Tandis que l’esprit occidental trie, pèse, choisit, classe, isole avec soin, le tableau chinois du moment embrasse tout, jusqu’au détail le plus mince et le plus dépourvu de sens, parce que le moment observé est fait de tous les ingrédients. Ainsi il advient que lorsqu’on jette les trois pièces de monnaie, ou que l’on fait le décompte des quarante-neuf baguettes d’achillée, ces détails fortuits entrent dans le tableau du moment observé et en font partie - une partie qui pour nous est insignifiante, mais qui revêt la plus haute signification pour l’esprit chinois.

Pour nous, ce serait une assertion banale et presque dépourvue de sens (au moins superficiellement) de dire que tout ce qui advient à un moment donné possède inévitablement la qualité particulière de ce moment. Ce n’est pas là un argument abstrait, mais une affirmation très pratique. Il y a certains connaisseurs qui peuvent vous dire, simplement d’après l’apparence, le goût et la tenue d’un vin, l’emplacement de son vignoble et son année d’origine.

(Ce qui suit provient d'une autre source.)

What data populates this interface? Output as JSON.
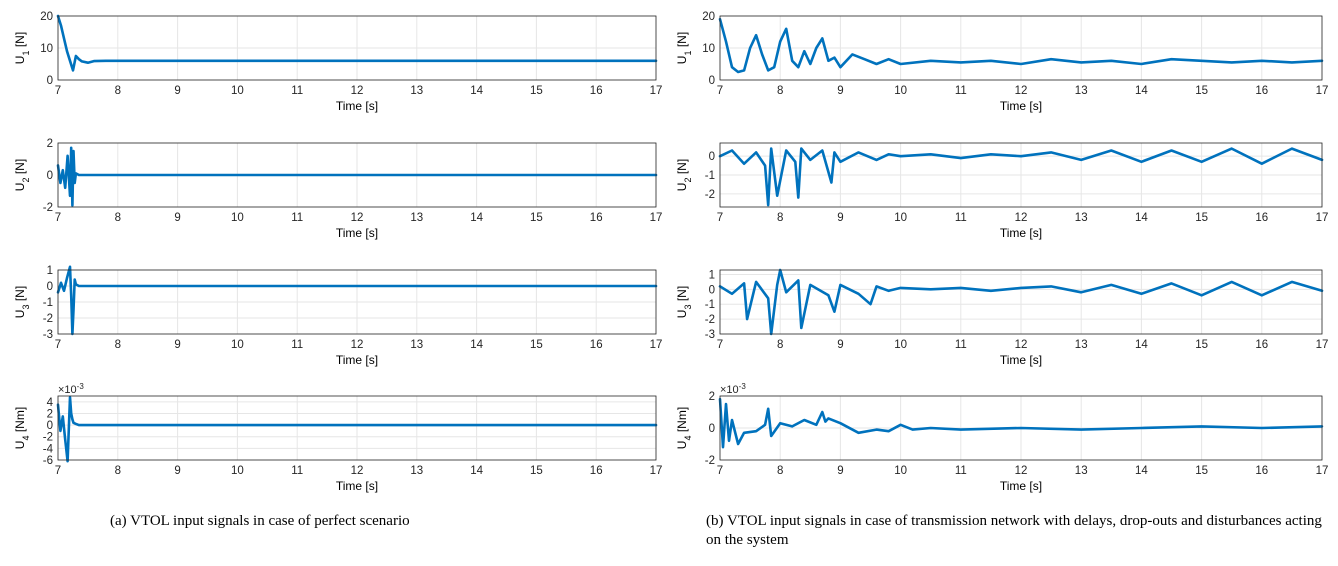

Il existe des antiquaires qui vous nommeront, du premier coup d’oeil, avec une précision presque incroyable, l’époque, le lieu d’origine et l’auteur d’un objet d’art ou d’un meuble. Il y a même des astrologues qui peuvent vous dire, sans connaître votre nativité, quelle était la position du soleil et de la lune et quel signe du zodiaque se levait à l’horizon au moment de votre naissance. Face à de tels faits, il faut admettre que les moments peuvent laisser des traces durables. En d’autres termes, l’inventeur du Yi Jing, quel qu’il ait pu être, était convaincu que l’hexagramme obtenu à un certain moment coïncidait avec ce dernier en qualité aussi bien que chronologiquement. Pour lui, l’hexagramme était l’exposant du moment où il était tracé, et même plus que ne pouvaient l’être les heures de l’horloge et les divisions du calendrier - dans la mesure où l’hexagramme était entendu comme indiquant la situation essentielle qui prédominait au moment de son origine.